PayGate confirms credit breach

The company at the centre of a massive credit card security breach, that saw all four major banks up their security and re-issue thousands of new cards this week, has confirmed the breach – which actually occurred in August.

PayGate operates as an intermediary between online retailers and banks in online shopping transactions.

It has a large number of online merchants as clients, among them airlines, universities, Woolworths, iTickets and accommodation booking websites.

The Payments Association of SA (Pasa) said on Friday that “the card data emanating from these online transactions seems to have been stored in a manner which does not meet the stringent security standards expected by Pasa, the international card schemes and the banks”.

PayGate managing director Peter Harvey said yesterday that their systems were breached in August, exposing “some” credit card numbers to risk.

“We detected unauthorised activity on our server in August and immediately took action to secure our systems and protect our customers,” he said, adding that the company had worked closely with the card associations and international security experts to complete a “detailed forensic investigation”.

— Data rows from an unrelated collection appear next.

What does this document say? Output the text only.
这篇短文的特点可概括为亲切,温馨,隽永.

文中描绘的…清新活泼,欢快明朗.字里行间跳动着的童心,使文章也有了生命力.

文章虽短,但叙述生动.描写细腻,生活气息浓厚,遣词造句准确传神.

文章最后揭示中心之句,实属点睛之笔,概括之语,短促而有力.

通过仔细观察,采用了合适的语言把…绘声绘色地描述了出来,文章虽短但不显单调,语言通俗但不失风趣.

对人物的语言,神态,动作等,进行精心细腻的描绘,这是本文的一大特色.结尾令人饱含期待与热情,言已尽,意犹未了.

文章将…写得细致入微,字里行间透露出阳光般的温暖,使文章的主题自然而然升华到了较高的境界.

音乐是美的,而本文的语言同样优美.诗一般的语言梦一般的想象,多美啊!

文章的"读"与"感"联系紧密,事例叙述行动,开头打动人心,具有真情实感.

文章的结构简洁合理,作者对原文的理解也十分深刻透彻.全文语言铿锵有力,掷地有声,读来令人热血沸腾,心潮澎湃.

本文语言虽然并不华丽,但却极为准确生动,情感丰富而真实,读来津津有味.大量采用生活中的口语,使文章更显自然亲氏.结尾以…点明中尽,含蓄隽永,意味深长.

“We believe the breach was confined to August this year,” he said, and banks and card associations were monitoring all credit card activity during this period.

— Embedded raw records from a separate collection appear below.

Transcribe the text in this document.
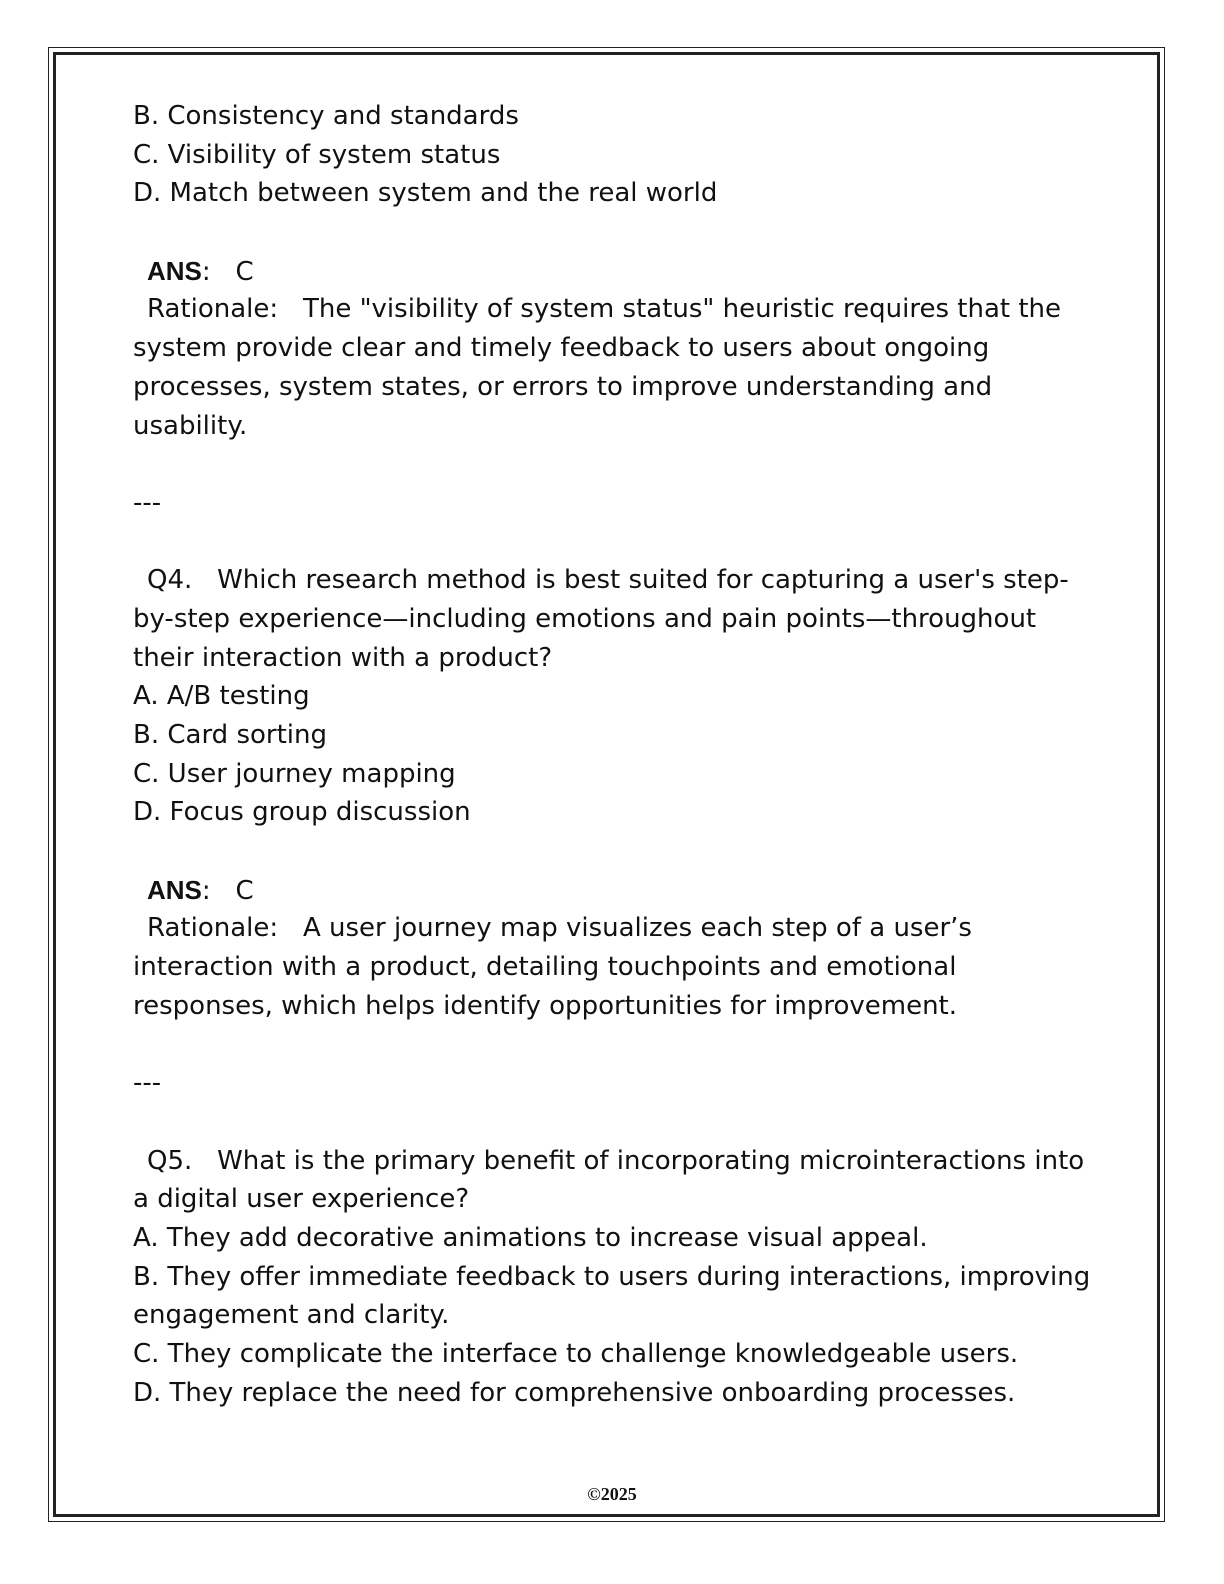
B. Consistency and standards
C. Visibility of system status
D. Match between system and the real world
ANS:   C
Rationale: The "visibility of system status" heuristic requires that the
system provide clear and timely feedback to users about ongoing
processes, system states, or errors to improve understanding and
usability.
---
Q4. Which research method is best suited for capturing a user's step-
by-step experience—including emotions and pain points—throughout
their interaction with a product?
A. A/B testing
B. Card sorting
C. User journey mapping
D. Focus group discussion
ANS:   C
Rationale: A user journey map visualizes each step of a user’s
interaction with a product, detailing touchpoints and emotional
responses, which helps identify opportunities for improvement.
---
Q5. What is the primary benefit of incorporating microinteractions into
a digital user experience?
A. They add decorative animations to increase visual appeal.
B. They offer immediate feedback to users during interactions, improving
engagement and clarity.
C. They complicate the interface to challenge knowledgeable users.
D. They replace the need for comprehensive onboarding processes.
©2025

Cardholders would be contacted “if necessary”.

The company also said it did not store personal details like addresses and identity numbers, but did store e-mail addresses. As such, customers should beware of phishing attacks.

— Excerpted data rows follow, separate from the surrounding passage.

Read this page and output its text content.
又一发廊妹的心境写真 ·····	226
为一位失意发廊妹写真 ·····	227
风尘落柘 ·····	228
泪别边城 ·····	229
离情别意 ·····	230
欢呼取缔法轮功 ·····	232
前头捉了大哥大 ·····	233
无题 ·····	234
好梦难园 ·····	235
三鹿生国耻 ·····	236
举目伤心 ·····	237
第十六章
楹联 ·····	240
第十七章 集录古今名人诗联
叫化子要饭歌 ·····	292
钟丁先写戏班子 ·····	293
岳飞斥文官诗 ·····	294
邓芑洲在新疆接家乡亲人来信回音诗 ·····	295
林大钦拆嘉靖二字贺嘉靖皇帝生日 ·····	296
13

Absa, Standard Bank, Nedbank, First National Bank, as well as Woolworths, whose credit cardholders were also affected, moved yesterday to quell fears, saying any fraud as a result of the data leak would be covered by the banks.

All said they had implemented further security measures to minimise risk.

Johan Maree, chief executive of FNB’s credit card division, said in a statement on the bank’s website that the data theft had resulted in “the potential compromise of an isolated number of cards”.

They had added levels of security checks. He advised anyone who felt they may be at risk to change their card pin and register for the bank’s notification service, which alerts customers to any activity on their accounts.

Head of personal markets at Standard Bank, Sugendhree Reddy, confirmed that some of the bank’s customers had been affected. “All Standard Bank cards that may have been impacted have been placed under a heightened level of monitoring.”

Rene de Villiers, Nedbank’s head of card risk, said Nedbank was taking steps to ensure that PayGate became compliant with regulations. Where losses had been reported, clients had been refunded and new cards issued.

Absa’s head of card and consumer finance, James Campbell, said the bank was contacting customers to “provide information regarding the risk mitigation process”. This involved replacing affected cards and cancelling existing cards.

Woolworths said new cards would be issued to affected clients.